By Cassandra Pollock, The Texas Tribune

The U.S. Department of Justice is suing Texas over the state’s new voting law, arguing that the some measures passed by the GOP-controlled Legislature earlier this year would “disenfranchise eligible Texas citizens who seek to exercise their right to vote.”

The Texas voting law, known as Senate Bill 1 and signed into law by Gov. Greg Abbott in September, makes a host of changes that further tighten the state’s election laws, such as banning drive-thru voting and setting new rules for voting by mail. The Justice Department is focusing its suit on two provisions of the new law: one related to assistance in voting booths and another related to the rejection of mail-in ballots.

“These vulnerable voters already confront barriers to the ballot box, and SB 1 will exacerbate the challenges they face in exercising their fundamental right to vote,” the suit argues, saying that the law would negatively impact voters with disabilities, elderly voters, members of the military who are deployed, voters with limited English proficiency and voters residing outside of the country.

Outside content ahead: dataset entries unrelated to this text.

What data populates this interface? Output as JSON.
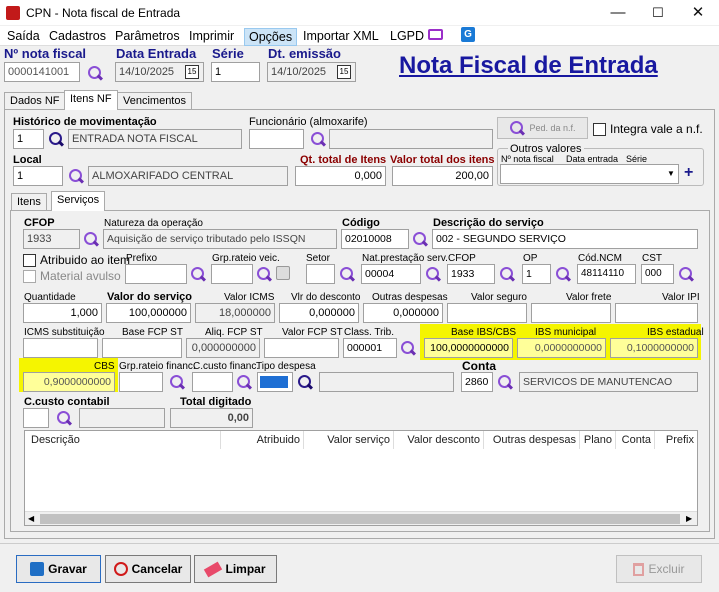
{
  "window": {
    "title": "CPN - Nota fiscal de Entrada",
    "minimize": "—",
    "maximize": "☐",
    "close": "✕"
  },
  "menu": [
    "Saída",
    "Cadastros",
    "Parâmetros",
    "Imprimir",
    "Opções",
    "Importar XML",
    "LGPD"
  ],
  "header": {
    "nf_label": "Nº nota fiscal",
    "nf_value": "0000141001",
    "entrada_label": "Data Entrada",
    "entrada_value": "14/10/2025",
    "serie_label": "Série",
    "serie_value": "1",
    "emissao_label": "Dt. emissão",
    "emissao_value": "14/10/2025",
    "big_title": "Nota Fiscal de Entrada",
    "cal_icon": "15"
  },
  "tabs": [
    "Dados NF",
    "Itens NF",
    "Vencimentos"
  ],
  "itens_nf": {
    "historico_label": "Histórico de movimentação",
    "historico_code": "1",
    "historico_desc": "ENTRADA NOTA FISCAL",
    "funcionario_label": "Funcionário (almoxarife)",
    "funcionario_value": "",
    "ped_button": "Ped. da n.f.",
    "integra_label": "Integra vale a n.f.",
    "local_label": "Local",
    "local_code": "1",
    "local_desc": "ALMOXARIFADO CENTRAL",
    "qt_total_label": "Qt. total de Itens",
    "qt_total_value": "0,000",
    "valor_total_label": "Valor total dos itens",
    "valor_total_value": "200,00",
    "outros_label": "Outros valores",
    "outros_nf_label": "Nº nota fiscal",
    "outros_data_label": "Data entrada",
    "outros_serie_label": "Série",
    "plus": "+"
  },
  "subtabs": [
    "Itens",
    "Serviços"
  ],
  "servicos": {
    "cfop_label": "CFOP",
    "cfop_value": "1933",
    "natureza_label": "Natureza da operação",
    "natureza_value": "Aquisição de serviço tributado pelo ISSQN",
    "codigo_label": "Código",
    "codigo_value": "02010008",
    "descricao_label": "Descrição do serviço",
    "descricao_value": "002 - SEGUNDO SERVIÇO",
    "atribuido_label": "Atribuido ao item",
    "material_label": "Material avulso",
    "prefixo_label": "Prefixo",
    "prefixo_value": "",
    "grp_rateio_label": "Grp.rateio veic.",
    "setor_label": "Setor",
    "nat_prest_label": "Nat.prestação serv.",
    "nat_prest_value": "00004",
    "cfop2_label": "CFOP",
    "cfop2_value": "1933",
    "op_label": "OP",
    "op_value": "1",
    "ncm_label": "Cód.NCM",
    "ncm_value": "48114110",
    "cst_label": "CST",
    "cst_value": "000",
    "quantidade_label": "Quantidade",
    "quantidade_value": "1,000",
    "valor_servico_label": "Valor do serviço",
    "valor_servico_value": "100,000000",
    "valor_icms_label": "Valor ICMS",
    "valor_icms_value": "18,000000",
    "vlr_desconto_label": "Vlr do desconto",
    "vlr_desconto_value": "0,000000",
    "outras_despesas_label": "Outras despesas",
    "outras_despesas_value": "0,000000",
    "valor_seguro_label": "Valor seguro",
    "valor_frete_label": "Valor frete",
    "valor_ipi_label": "Valor IPI",
    "icms_subst_label": "ICMS substituição",
    "base_fcp_label": "Base FCP ST",
    "aliq_fcp_label": "Aliq. FCP ST",
    "aliq_fcp_value": "0,000000000",
    "valor_fcp_label": "Valor FCP ST",
    "class_trib_label": "Class. Trib.",
    "class_trib_value": "000001",
    "base_ibs_label": "Base IBS/CBS",
    "base_ibs_value": "100,0000000000",
    "ibs_mun_label": "IBS municipal",
    "ibs_mun_value": "0,0000000000",
    "ibs_est_label": "IBS estadual",
    "ibs_est_value": "0,1000000000",
    "cbs_label": "CBS",
    "cbs_value": "0,9000000000",
    "grp_fin_label": "Grp.rateio financ.",
    "ccusto_fin_label": "C.custo financ.",
    "tipo_desp_label": "Tipo despesa",
    "conta_label": "Conta",
    "conta_code": "2860",
    "conta_desc": "SERVICOS DE MANUTENCAO",
    "ccusto_cont_label": "C.custo contabil",
    "total_dig_label": "Total digitado",
    "total_dig_value": "0,00"
  },
  "grid_columns": [
    "Descrição",
    "Atribuido",
    "Valor serviço",
    "Valor desconto",
    "Outras despesas",
    "Plano",
    "Conta",
    "Prefix"
  ],
  "buttons": {
    "gravar": "Gravar",
    "cancelar": "Cancelar",
    "limpar": "Limpar",
    "excluir": "Excluir"
  },
  "colors": {
    "title_blue": "#1818a0",
    "highlight": "#f5f500",
    "label_red": "#8b0000"
  }
}
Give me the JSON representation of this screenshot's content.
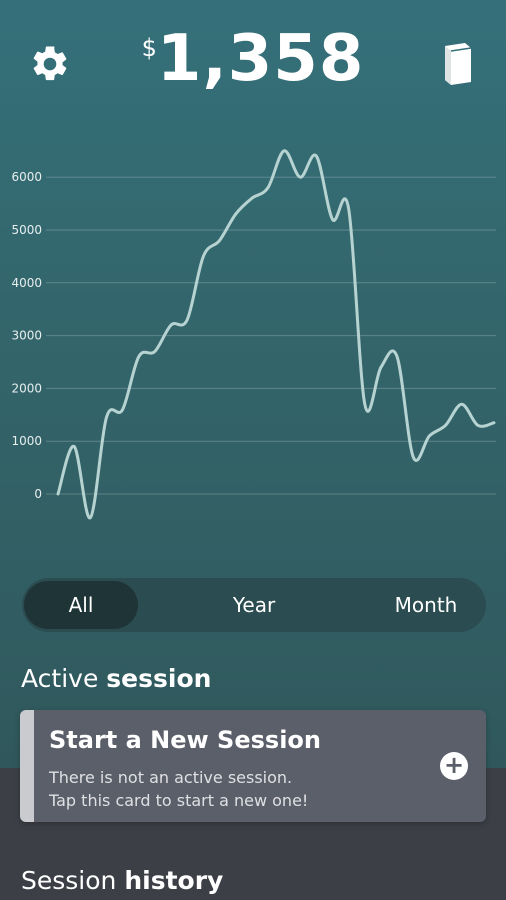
{
  "header": {
    "currency_symbol": "$",
    "balance": "1,358",
    "settings_icon": "gear-icon",
    "history_icon": "book-icon"
  },
  "chart_data": {
    "type": "line",
    "y_ticks": [
      "0",
      "1000",
      "2000",
      "3000",
      "4000",
      "5000",
      "6000"
    ],
    "ylim": [
      -500,
      6500
    ],
    "grid": true,
    "series": [
      {
        "values": [
          0,
          900,
          -450,
          1450,
          1600,
          2600,
          2700,
          3200,
          3300,
          4500,
          4800,
          5300,
          5600,
          5800,
          6500,
          6000,
          6400,
          5200,
          5400,
          1700,
          2400,
          2600,
          700,
          1100,
          1300,
          1700,
          1300,
          1350
        ],
        "color": "#b6d3d2"
      }
    ]
  },
  "range_toggle": {
    "options": [
      "All",
      "Year",
      "Month"
    ],
    "selected": "All"
  },
  "active_session": {
    "title_light": "Active",
    "title_bold": "session",
    "card_title": "Start a New Session",
    "card_line1": "There is not an active session.",
    "card_line2": "Tap this card to start a new one!",
    "card_action_icon": "plus-icon"
  },
  "session_history": {
    "title_light": "Session",
    "title_bold": "history"
  },
  "colors": {
    "top_bg": "#33666c",
    "bottom_bg": "#3d3f47",
    "card_bg": "#5b5f6a",
    "line": "#b6d3d2"
  }
}
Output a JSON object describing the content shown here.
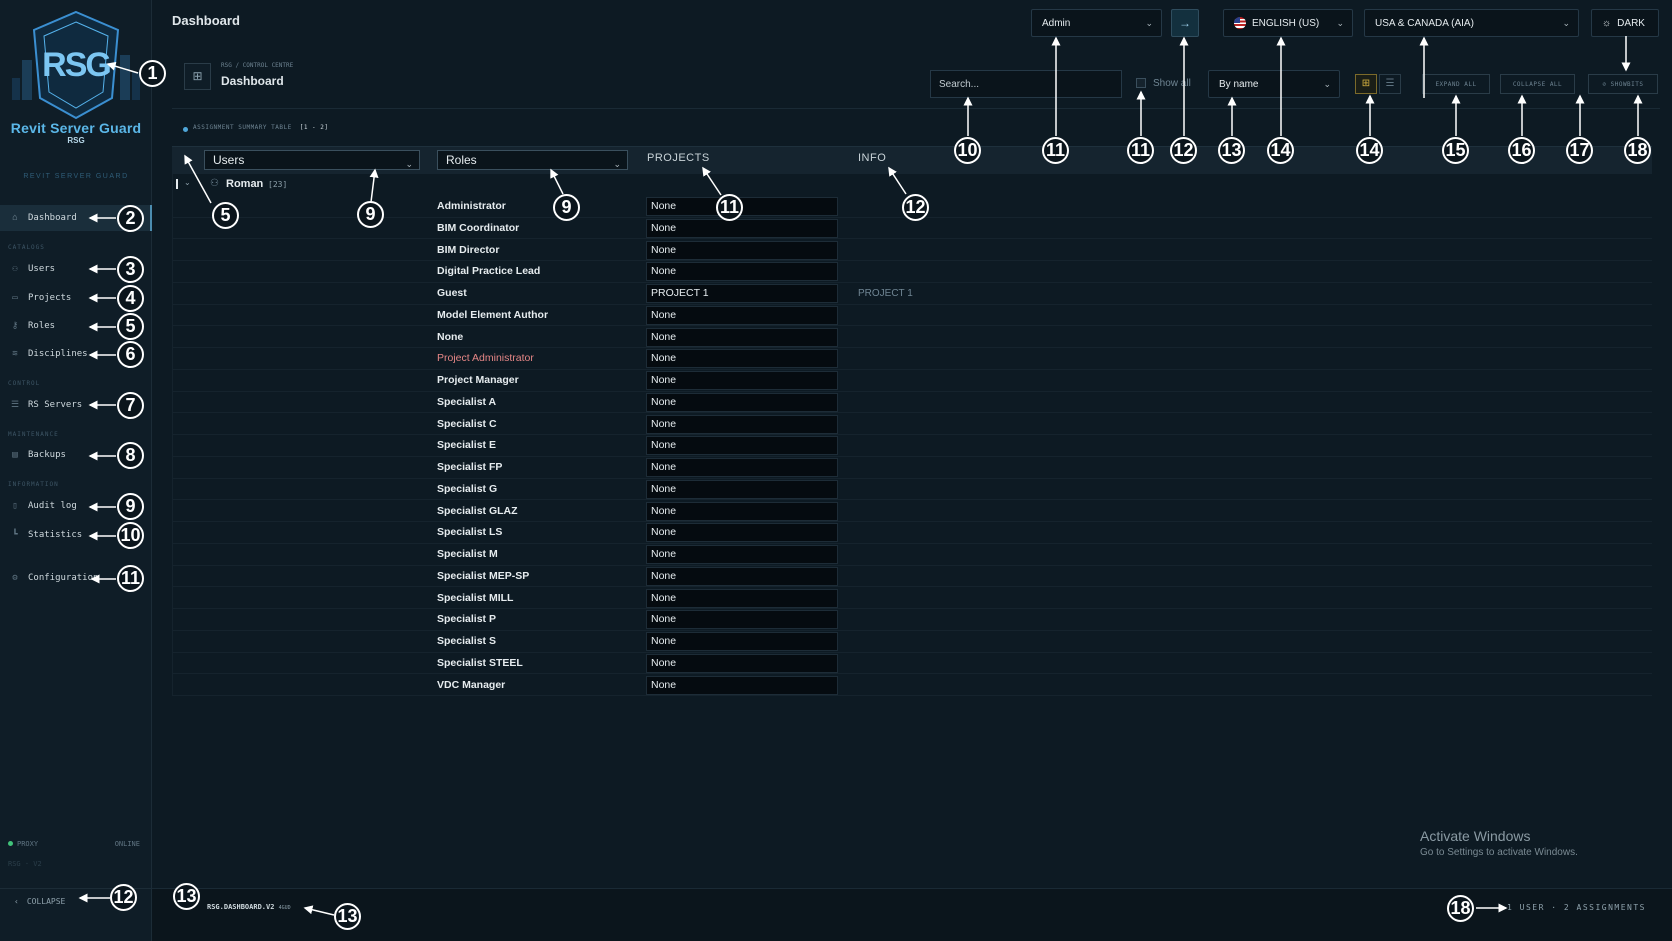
{
  "app": {
    "brand": "Revit Server Guard",
    "brand_abbr": "RSG",
    "caption": "REVIT SERVER GUARD"
  },
  "sidebar": {
    "items": [
      {
        "label": "Dashboard",
        "icon": "home-icon"
      },
      {
        "label": "Users",
        "icon": "users-icon"
      },
      {
        "label": "Projects",
        "icon": "folder-icon"
      },
      {
        "label": "Roles",
        "icon": "key-icon"
      },
      {
        "label": "Disciplines",
        "icon": "layers-icon"
      },
      {
        "label": "RS Servers",
        "icon": "server-icon"
      },
      {
        "label": "Backups",
        "icon": "archive-icon"
      },
      {
        "label": "Audit log",
        "icon": "file-icon"
      },
      {
        "label": "Statistics",
        "icon": "chart-icon"
      },
      {
        "label": "Configuration",
        "icon": "gear-icon"
      }
    ],
    "sections": {
      "catalogs": "CATALOGS",
      "control": "CONTROL",
      "maintenance": "MAINTENANCE",
      "information": "INFORMATION"
    },
    "proxy_label": "PROXY",
    "proxy_status": "ONLINE",
    "version": "RSG · V2",
    "collapse_label": "COLLAPSE"
  },
  "topbar": {
    "title": "Dashboard",
    "user_select": "Admin",
    "language": "ENGLISH (US)",
    "region": "USA & CANADA (AIA)",
    "theme": "DARK"
  },
  "header": {
    "breadcrumb": "RSG / CONTROL CENTRE",
    "title": "Dashboard",
    "search_placeholder": "Search...",
    "show_all": "Show all",
    "sort": "By name",
    "expand_all": "EXPAND ALL",
    "collapse_all": "COLLAPSE ALL",
    "showbits": "SHOWBITS"
  },
  "table": {
    "title": "ASSIGNMENT SUMMARY TABLE",
    "count": "[1 - 2]",
    "col_users": "Users",
    "col_roles": "Roles",
    "col_projects": "PROJECTS",
    "col_info": "INFO",
    "user": {
      "name": "Roman",
      "badge": "[23]"
    },
    "rows": [
      {
        "role": "Administrator",
        "project": "None",
        "info": ""
      },
      {
        "role": "BIM Coordinator",
        "project": "None",
        "info": ""
      },
      {
        "role": "BIM Director",
        "project": "None",
        "info": ""
      },
      {
        "role": "Digital Practice Lead",
        "project": "None",
        "info": ""
      },
      {
        "role": "Guest",
        "project": "PROJECT 1",
        "info": "PROJECT 1"
      },
      {
        "role": "Model Element Author",
        "project": "None",
        "info": ""
      },
      {
        "role": "None",
        "project": "None",
        "info": ""
      },
      {
        "role": "Project Administrator",
        "project": "None",
        "info": ""
      },
      {
        "role": "Project Manager",
        "project": "None",
        "info": ""
      },
      {
        "role": "Specialist A",
        "project": "None",
        "info": ""
      },
      {
        "role": "Specialist C",
        "project": "None",
        "info": ""
      },
      {
        "role": "Specialist E",
        "project": "None",
        "info": ""
      },
      {
        "role": "Specialist FP",
        "project": "None",
        "info": ""
      },
      {
        "role": "Specialist G",
        "project": "None",
        "info": ""
      },
      {
        "role": "Specialist GLAZ",
        "project": "None",
        "info": ""
      },
      {
        "role": "Specialist LS",
        "project": "None",
        "info": ""
      },
      {
        "role": "Specialist M",
        "project": "None",
        "info": ""
      },
      {
        "role": "Specialist MEP-SP",
        "project": "None",
        "info": ""
      },
      {
        "role": "Specialist MILL",
        "project": "None",
        "info": ""
      },
      {
        "role": "Specialist P",
        "project": "None",
        "info": ""
      },
      {
        "role": "Specialist S",
        "project": "None",
        "info": ""
      },
      {
        "role": "Specialist STEEL",
        "project": "None",
        "info": ""
      },
      {
        "role": "VDC Manager",
        "project": "None",
        "info": ""
      }
    ]
  },
  "footer": {
    "version": "RSG.DASHBOARD.V2",
    "version_suffix": "4GUD",
    "summary": "1 USER · 2 ASSIGNMENTS"
  },
  "watermark": {
    "line1": "Activate Windows",
    "line2": "Go to Settings to activate Windows."
  },
  "callouts": {
    "logo": "1",
    "dashboard": "2",
    "users": "3",
    "projects": "4",
    "roles": "5",
    "disciplines": "6",
    "rs_servers": "7",
    "backups": "8",
    "audit": "9",
    "statistics": "10",
    "configuration": "11",
    "collapse": "12",
    "footer_left": "13",
    "footer_ver": "13",
    "tbl_toggle": "5",
    "users_col": "9",
    "roles_col": "9",
    "projects_col": "11",
    "info_col": "12",
    "search": "10",
    "admin": "11",
    "show_all": "11",
    "go": "12",
    "sort": "13",
    "language": "14",
    "view": "14",
    "expand": "15",
    "collapse_all": "16",
    "region": "17",
    "theme": "18",
    "summary": "18"
  },
  "colors": {
    "background": "#0d1a23",
    "accent": "#4fa6d8",
    "highlight_role": "#e58686",
    "online": "#41c37a"
  }
}
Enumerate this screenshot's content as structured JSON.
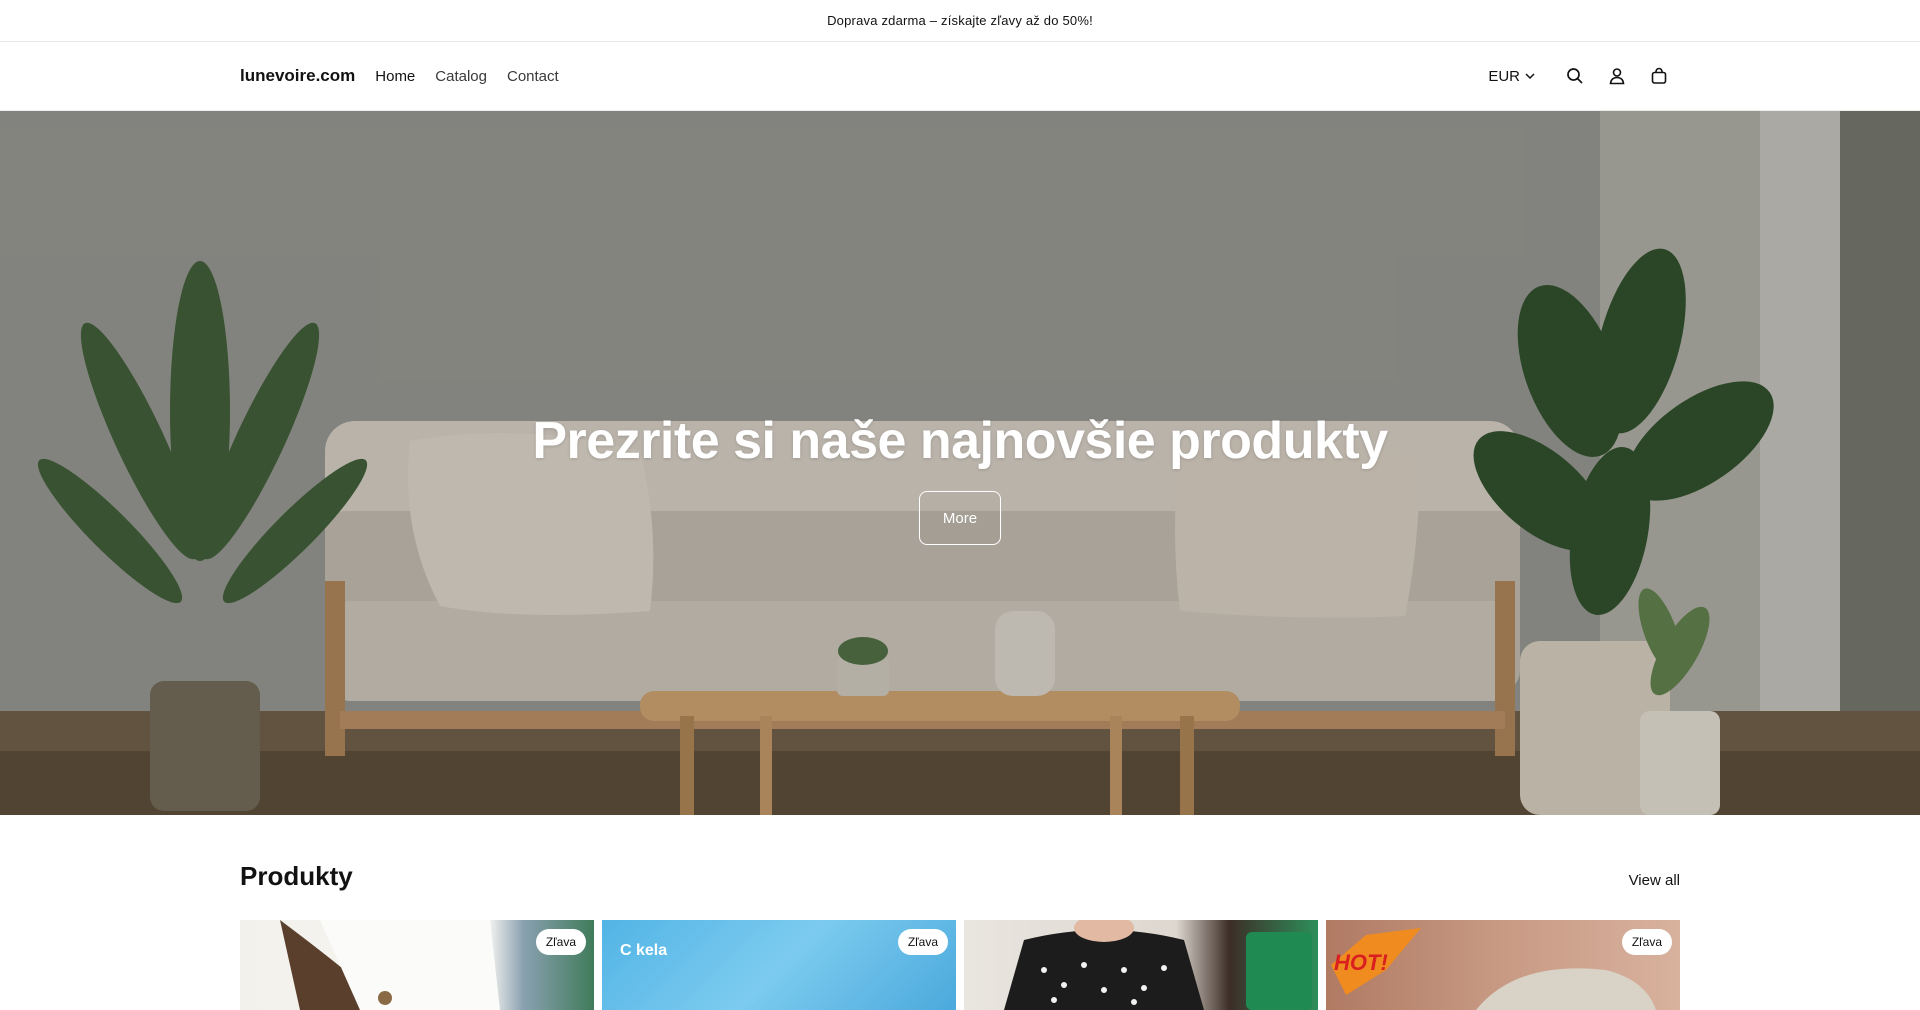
{
  "announcement": {
    "text": "Doprava zdarma – získajte zľavy až do 50%!"
  },
  "header": {
    "logo": "lunevoire.com",
    "nav": [
      {
        "label": "Home"
      },
      {
        "label": "Catalog"
      },
      {
        "label": "Contact"
      }
    ],
    "currency": "EUR",
    "icons": [
      "search-icon",
      "account-icon",
      "cart-icon"
    ]
  },
  "hero": {
    "title": "Prezrite si naše najnovšie produkty",
    "button": "More"
  },
  "products": {
    "title": "Produkty",
    "view_all": "View all",
    "items": [
      {
        "badge": "Zľava"
      },
      {
        "badge": "Zľava",
        "overlay_text": "C kela"
      },
      {
        "badge": ""
      },
      {
        "badge": "Zľava",
        "overlay_text": "HOT!"
      }
    ]
  }
}
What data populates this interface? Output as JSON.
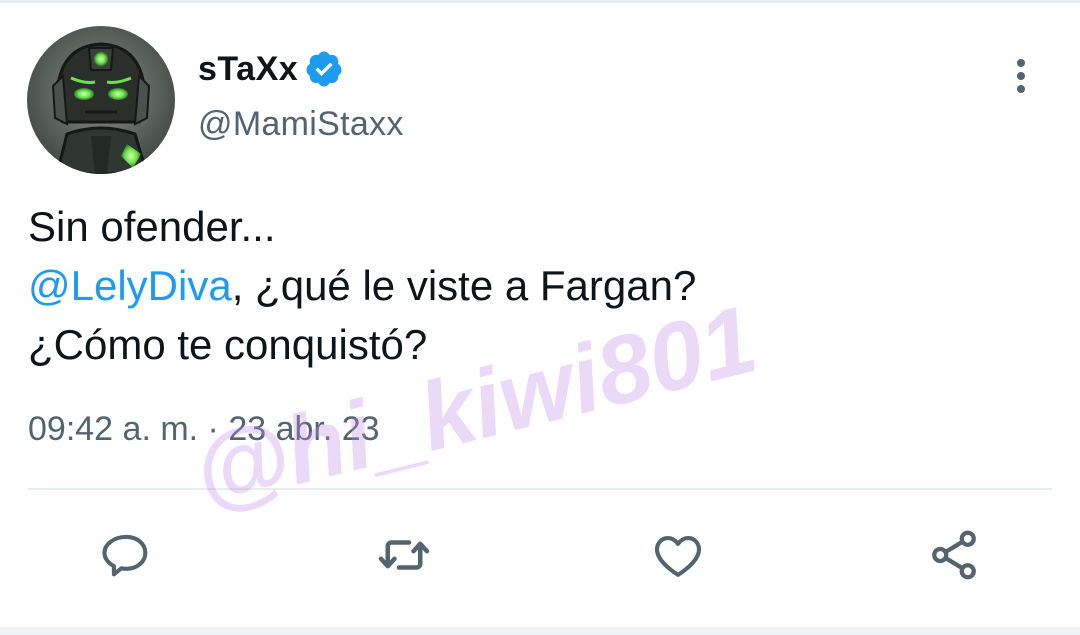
{
  "tweet": {
    "display_name": "sTaXx",
    "handle": "@MamiStaxx",
    "text_line1": "Sin ofender...",
    "mention": "@LelyDiva",
    "text_line2_rest": ", ¿qué le viste a Fargan?",
    "text_line3": "¿Cómo te conquistó?",
    "timestamp": "09:42 a. m. · 23 abr. 23"
  },
  "icons": {
    "verified": "verified-badge-icon",
    "more": "more-vertical-icon",
    "reply": "reply-icon",
    "retweet": "retweet-icon",
    "like": "heart-icon",
    "share": "share-icon"
  },
  "watermark": "@hi_kiwi801",
  "colors": {
    "text": "#0f1419",
    "secondary": "#536471",
    "accent": "#1d9bf0",
    "watermark": "#be8ce6"
  }
}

The law, set to take effect in time for the 2022 primary elections, has already faced legal challenges that generally argue it will disproportionately impact voters of colors and voters with disabilities. Those challenges, along with Thursday’s lawsuit, could delay the implementation of the new state law.

Abbott, in a tweet responding to news of the suit, defended the new law, saying, “Bring it … In Texas it is easier to vote but harder to cheat.”

Meanwhile, House Democrats applauded the Justice Department’s move, saying they were “grateful … for taking decisive action to stop Texas Republicans’ continued attacks on our democracy.”

““Senate Bill 1 is a sweeping piece of legislation that creates unnecessary and deliberate barriers to voting,” said a statement from state Reps. Chris Turner, Rafael Anchía, Nicole Collier and Garnet Coleman, a group of Democrats who chair the House Democratic Caucus, Mexican American Legislative Caucus, Texas Legislative Black Caucus and Legislative Study Group, respectfully.

The group also reiterated its call on Congress to pass federal voting legislation, which was part of what fueled a weekslong quorum break from most House Democrats over the summer in an effort to block passage of the GOP elections bill.